How Symphony Works

Here’s a better story on Symphony, by Brade Dale for The Observer:

For the privacy-conscious, Symphony’s app isn’t hidden inside other apps with permissions buried in user agreements no one reads.

Symphony asks those who opt in to load Symphony-branded apps onto their personal devices, apps that use microphones to listen to what’s going on in the background. With technology from Gracenote, the app can hear the show playing and identify it using its unique sound signature (the same way Shazam identifies a song playing over someone else’s speakers). Doing it that way allows the company to gather data on viewing of sites like Netflix and Hulu, whether the companies like it or not. (Netflix likes data)

It uses specific marketing to recruit “media insiders” into its system, who then download its app (there’s no way for consumers to get it without going through this process). In exchange, it pays consumers $5 in gift cards (and up) per month, depending on the number of devices he or she authorizes.

Potential insiders go through an online sign up process that asks them a bunch of questions about their media habits.
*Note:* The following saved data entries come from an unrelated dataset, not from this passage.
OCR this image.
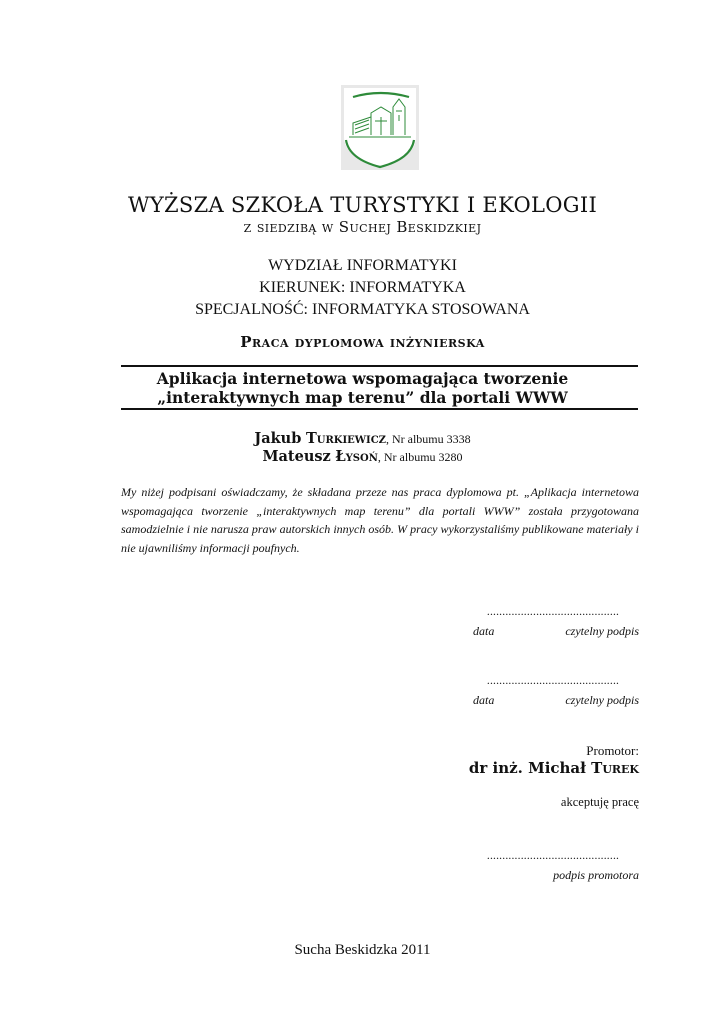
WYŻSZA SZKOŁA TURYSTYKI I EKOLOGII
z siedzibą w Suchej Beskidzkiej
WYDZIAŁ INFORMATYKI
KIERUNEK: INFORMATYKA
SPECJALNOŚĆ: INFORMATYKA STOSOWANA
Praca dyplomowa inżynierska
Aplikacja internetowa wspomagająca tworzenie
„interaktywnych map terenu” dla portali WWW
Jakub Turkiewicz, Nr albumu 3338
Mateusz Łysoń, Nr albumu 3280
My niżej podpisani oświadczamy, że składana przeze nas praca dyplomowa pt. „Aplikacja internetowa wspomagająca tworzenie „interaktywnych map terenu” dla portali WWW” została przygotowana samodzielnie i nie narusza praw autorskich innych osób. W pracy wykorzystaliśmy publikowane materiały i nie ujawniliśmy informacji poufnych.
...........................................
data	czytelny podpis
...........................................
data	czytelny podpis
Promotor:
dr inż. Michał Turek
akceptuję pracę
...........................................
podpis promotora
Sucha Beskidzka 2011
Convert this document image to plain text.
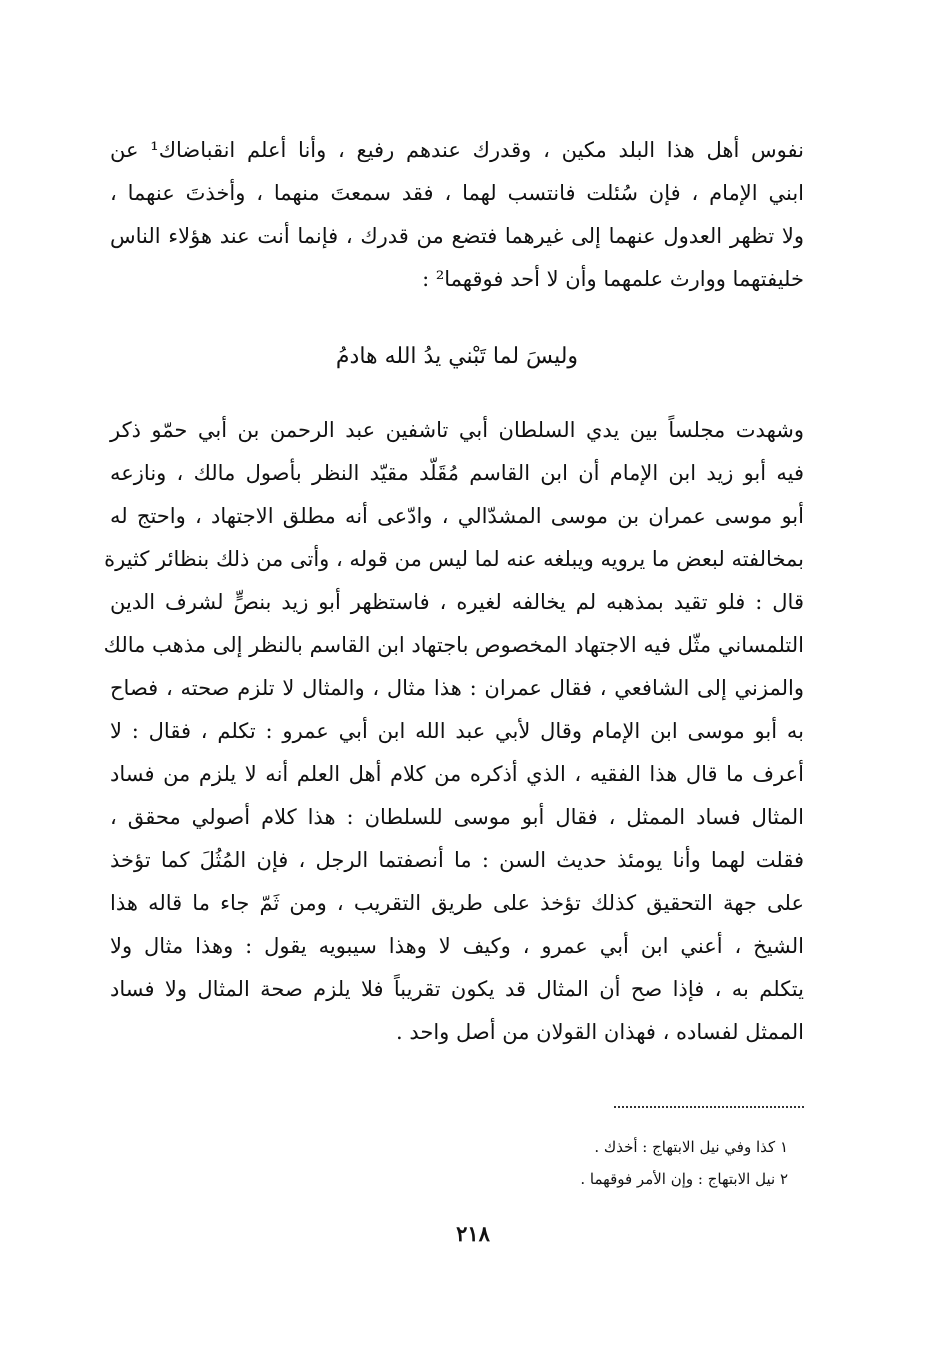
نفوس أهل هذا البلد مكين ، وقدرك عندهم رفيع ، وأنا أعلم انقباضاك¹ عن
ابني الإمام ، فإن سُئلت فانتسب لهما ، فقد سمعتَ منهما ، وأخذتَ عنهما ،
ولا تظهر العدول عنهما إلى غيرهما فتضع من قدرك ، فإنما أنت عند هؤلاء الناس
خليفتهما ووارث علمهما وأن لا أحد فوقهما² :
وليسَ لما تَبْني يدُ الله هادمُ
وشهدت مجلساً بين يدي السلطان أبي تاشفين عبد الرحمن بن أبي حمّو ذكر
فيه أبو زيد ابن الإمام أن ابن القاسم مُقَلّد مقيّد النظر بأصول مالك ، ونازعه
أبو موسى عمران بن موسى المشدّالي ، وادّعى أنه مطلق الاجتهاد ، واحتج له
بمخالفته لبعض ما يرويه ويبلغه عنه لما ليس من قوله ، وأتى من ذلك بنظائر كثيرة
قال : فلو تقيد بمذهبه لم يخالفه لغيره ، فاستظهر أبو زيد بنصٍّ لشرف الدين
التلمساني مثّل فيه الاجتهاد المخصوص باجتهاد ابن القاسم بالنظر إلى مذهب مالك
والمزني إلى الشافعي ، فقال عمران : هذا مثال ، والمثال لا تلزم صحته ، فصاح
به أبو موسى ابن الإمام وقال لأبي عبد الله ابن أبي عمرو : تكلم ، فقال : لا
أعرف ما قال هذا الفقيه ، الذي أذكره من كلام أهل العلم أنه لا يلزم من فساد
المثال فساد الممثل ، فقال أبو موسى للسلطان : هذا كلام أصولي محقق ،
فقلت لهما وأنا يومئذ حديث السن : ما أنصفتما الرجل ، فإن المُثُلَ كما تؤخذ
على جهة التحقيق كذلك تؤخذ على طريق التقريب ، ومن ثَمّ جاء ما قاله هذا
الشيخ ، أعني ابن أبي عمرو ، وكيف لا وهذا سيبويه يقول : وهذا مثال ولا
يتكلم به ، فإذا صح أن المثال قد يكون تقريباً فلا يلزم صحة المثال ولا فساد
الممثل لفساده ، فهذان القولان من أصل واحد .
١ كذا وفي نيل الابتهاج : أخذك .
٢ نيل الابتهاج : وإن الأمر فوقهما .
٢١٨
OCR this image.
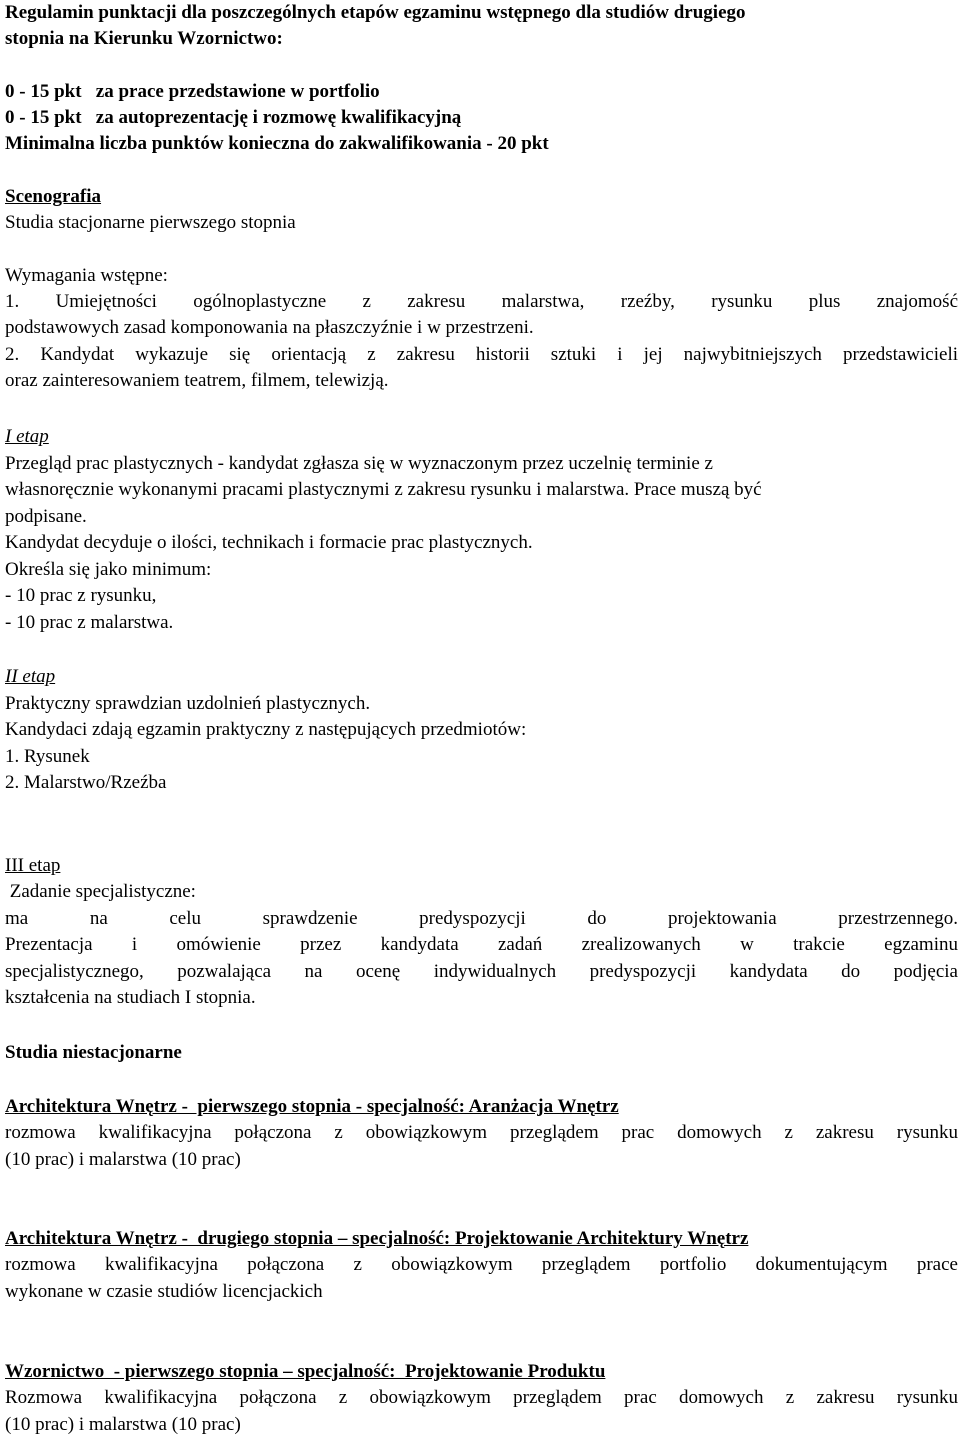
Regulamin punktacji dla poszczególnych etapów egzaminu wstępnego dla studiów drugiego
stopnia na Kierunku Wzornictwo:
0 - 15 pkt   za prace przedstawione w portfolio
0 - 15 pkt   za autoprezentację i rozmowę kwalifikacyjną
Minimalna liczba punktów konieczna do zakwalifikowania - 20 pkt
Scenografia
Studia stacjonarne pierwszego stopnia
Wymagania wstępne:
1. Umiejętności ogólnoplastyczne z zakresu malarstwa, rzeźby, rysunku plus znajomość
podstawowych zasad komponowania na płaszczyźnie i w przestrzeni.
2. Kandydat wykazuje się orientacją z zakresu historii sztuki i jej najwybitniejszych przedstawicieli
oraz zainteresowaniem teatrem, filmem, telewizją.
I etap
Przegląd prac plastycznych - kandydat zgłasza się w wyznaczonym przez uczelnię terminie z
własnoręcznie wykonanymi pracami plastycznymi z zakresu rysunku i malarstwa. Prace muszą być
podpisane.
Kandydat decyduje o ilości, technikach i formacie prac plastycznych.
Określa się jako minimum:
- 10 prac z rysunku,
- 10 prac z malarstwa.
II etap
Praktyczny sprawdzian uzdolnień plastycznych.
Kandydaci zdają egzamin praktyczny z następujących przedmiotów:
1. Rysunek
2. Malarstwo/Rzeźba
III etap
Zadanie specjalistyczne:
ma na celu sprawdzenie predyspozycji do projektowania przestrzennego.
Prezentacja i omówienie przez kandydata zadań zrealizowanych w trakcie egzaminu
specjalistycznego, pozwalająca na ocenę indywidualnych predyspozycji kandydata do podjęcia
kształcenia na studiach I stopnia.
Studia niestacjonarne
Architektura Wnętrz -  pierwszego stopnia - specjalność: Aranżacja Wnętrz
rozmowa kwalifikacyjna połączona z obowiązkowym przeglądem prac domowych z zakresu rysunku
(10 prac) i malarstwa (10 prac)
Architektura Wnętrz -  drugiego stopnia – specjalność: Projektowanie Architektury Wnętrz
rozmowa kwalifikacyjna połączona z obowiązkowym przeglądem portfolio dokumentującym prace
wykonane w czasie studiów licencjackich
Wzornictwo  - pierwszego stopnia – specjalność:  Projektowanie Produktu
Rozmowa kwalifikacyjna połączona z obowiązkowym przeglądem prac domowych z zakresu rysunku
(10 prac) i malarstwa (10 prac)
So Symphony knows a bit more about them.

Still not clear to me if the app is listening to the microphone all the time, even in the background, or if users have to launch the app manually every time they watch TV. If you’re asking yourself how an app like this ever got into Apple’s App Store, the answer is it didn’t. Users have to install it manually with a custom certificate, like a beta.

I think it’s a creepy app, and anyone who would do this for a measly $5 per month is a fool. I also highly doubt that their pool of participants is representative of the general audience.